Drawing….

In the dark amphitheatre of KCAI early in the morning my brain tried to keep up with the large slide images of art made by us humans. The professors voice droned away in the dark. Peppering the air with exclamations and information in centimeters, medium, and tidbits about the personal details of the artist. Art history has largely focused until recently on western and European art world. There are some references to cave paintings and the rare indigenous image of a basket. Art history that requirement of a freshman Art education was a white wash of greatest hits: Titian, Giotto, Raphael, Michelangelo….Monet, Degas, Picasso… etc… This academic survey of art left out most women, continents of people who explored the world they lived in through image, textures, colors, and meaningful objects.

As we are wakening to the diversity of people on this Earth through the internet and recognizing the rich social and cultural traditions of art from all over the world, it seems fitting to also find the common thread that is the unified web that all this art stands on.

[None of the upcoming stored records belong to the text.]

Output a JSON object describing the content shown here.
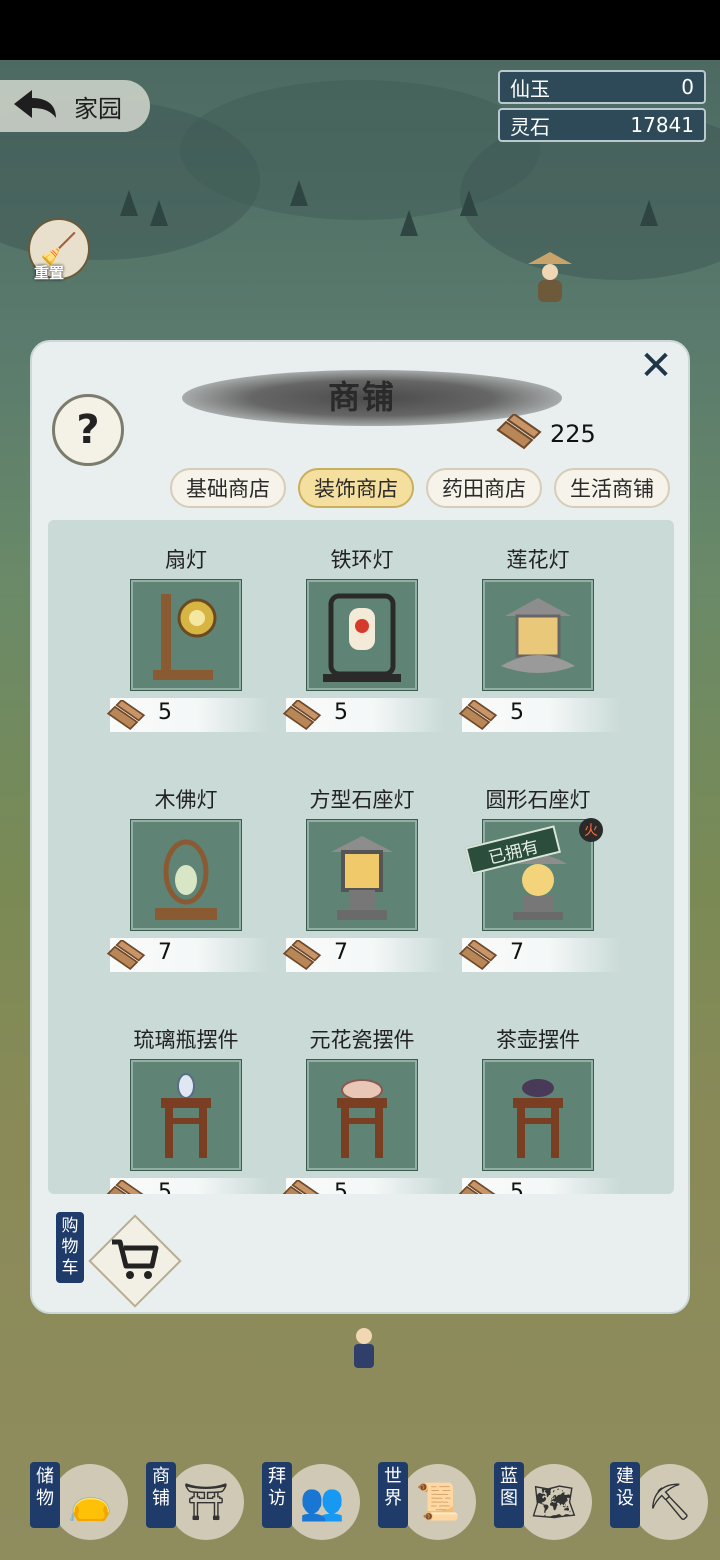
{
  "top": {
    "back_label": "家园",
    "currencies": [
      {
        "name": "仙玉",
        "value": "0"
      },
      {
        "name": "灵石",
        "value": "17841"
      }
    ],
    "broom_label": "重置"
  },
  "shop": {
    "title": "商铺",
    "help": "?",
    "wood_balance": "225",
    "tabs": [
      {
        "label": "基础商店",
        "active": false
      },
      {
        "label": "装饰商店",
        "active": true
      },
      {
        "label": "药田商店",
        "active": false
      },
      {
        "label": "生活商铺",
        "active": false
      }
    ],
    "items": [
      {
        "name": "扇灯",
        "price": "5"
      },
      {
        "name": "铁环灯",
        "price": "5"
      },
      {
        "name": "莲花灯",
        "price": "5"
      },
      {
        "name": "木佛灯",
        "price": "7"
      },
      {
        "name": "方型石座灯",
        "price": "7"
      },
      {
        "name": "圆形石座灯",
        "price": "7",
        "owned_label": "已拥有",
        "hot_label": "火"
      },
      {
        "name": "琉璃瓶摆件",
        "price": "5"
      },
      {
        "name": "元花瓷摆件",
        "price": "5"
      },
      {
        "name": "茶壶摆件",
        "price": "5"
      }
    ],
    "cart_label": "购物车"
  },
  "bottom_nav": [
    {
      "label": "储物",
      "icon": "bag-icon"
    },
    {
      "label": "商铺",
      "icon": "shop-icon"
    },
    {
      "label": "拜访",
      "icon": "visit-icon"
    },
    {
      "label": "世界",
      "icon": "scroll-icon"
    },
    {
      "label": "蓝图",
      "icon": "blueprint-icon"
    },
    {
      "label": "建设",
      "icon": "pickaxe-icon"
    }
  ],
  "colors": {
    "active_tab": "#f4df9e",
    "item_bg": "#5f8475",
    "nav_label_bg": "#1f3b6a"
  }
}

All this art starts somewhere. Creativity is uniquely human. Art has always been one of the driving forces behind designs, tech, science… inovation… If we look around our world the application of art is everywhere. The design of your smart phone, the pencil, that label on the bottle, fashion, your car, architecture, and more are the product of artists and creative thinkers. The artist takes an idea and moves it from impulses in the brain to a physical form.

This is a sophisticated and complex process of seeing, responding, discerning, articulating space, object and movement. The method to make this mind/body machinery spit something out is drawing. This is probably one of the most important human capabilities. No other animal or species does it. We humans have been doing it for a very long time. It is evident all over the earth in every kind of medium from pecking out glyphs on stones to the screens of our computers today…. We draw.

My best understanding of when humans started drawing seems to correspond with the growth of the frontal cortex of the brain. This part of the brain is the seat of imagination, language, dreams, problem solving, and emotional response. As the science of neurology continues to explore the brain and its functions we are seeing how art, creativity, and problem solving stimulate multiple regions in the brain building neurological pathways and exercises the mind to utilize more of the brain’s ability to sort and function. Because of these relationships to mind, experience, engaging with the world and the body I feel drawing is a superpower.

Drawing can express humor as in cartoons and the details of complex structures such as architecture and engineering. Drawing offers the space for exploring an idea and the means to discover ways for design or to express deeply complicated things and ideas.

We are fascinated by the notebooks of Leonardo Davinci and Michelangelo because they show the artists struggle and process to bring a project to life.

There is also the cave drawing in Lascaux France which tell the stories of an ancient group of humans. The beautiful drawn lines of ocher and charcoal the sensitive handling of line and color to synthesize an animal’s form on to a stone wall.

The giant cliffs of the south west in the United States are home to large figures of importantnce to indigenous peoples that have lived there. Representatives of their spirtual ancestors and cosmic beings.

We can also see the mysterious and the story of cosmology in the carefully place dots and colors of the Aboriginal peoples of Australia.

These are only a few examples of drawing as it is utilized across the globe.

I have practiced drawing all of my life. It is a necessity in focusing my mind, sorting out ideas, seeing and exploring the world around me. I see it as a practice similar to meditation. Recently, I have been thinking drawing is perhaps a tools that needs to become a method for people to navigate the changes in the world. We don’t see the world or each other… we react. Drawing requires, observation, patience, response… it demands a conversation with the page and the subject.

In general, I feel we have become so distracted from the practical skills we posess as humans. We evolved these methods naturally from our curiousity and willingness to take that curiosity to the next level. The act of drawing is one of the ways that we create(d) the world. It might be the pathway to embrace in order to begin creating the world want as we forge ahead looking for new ideas and concepts.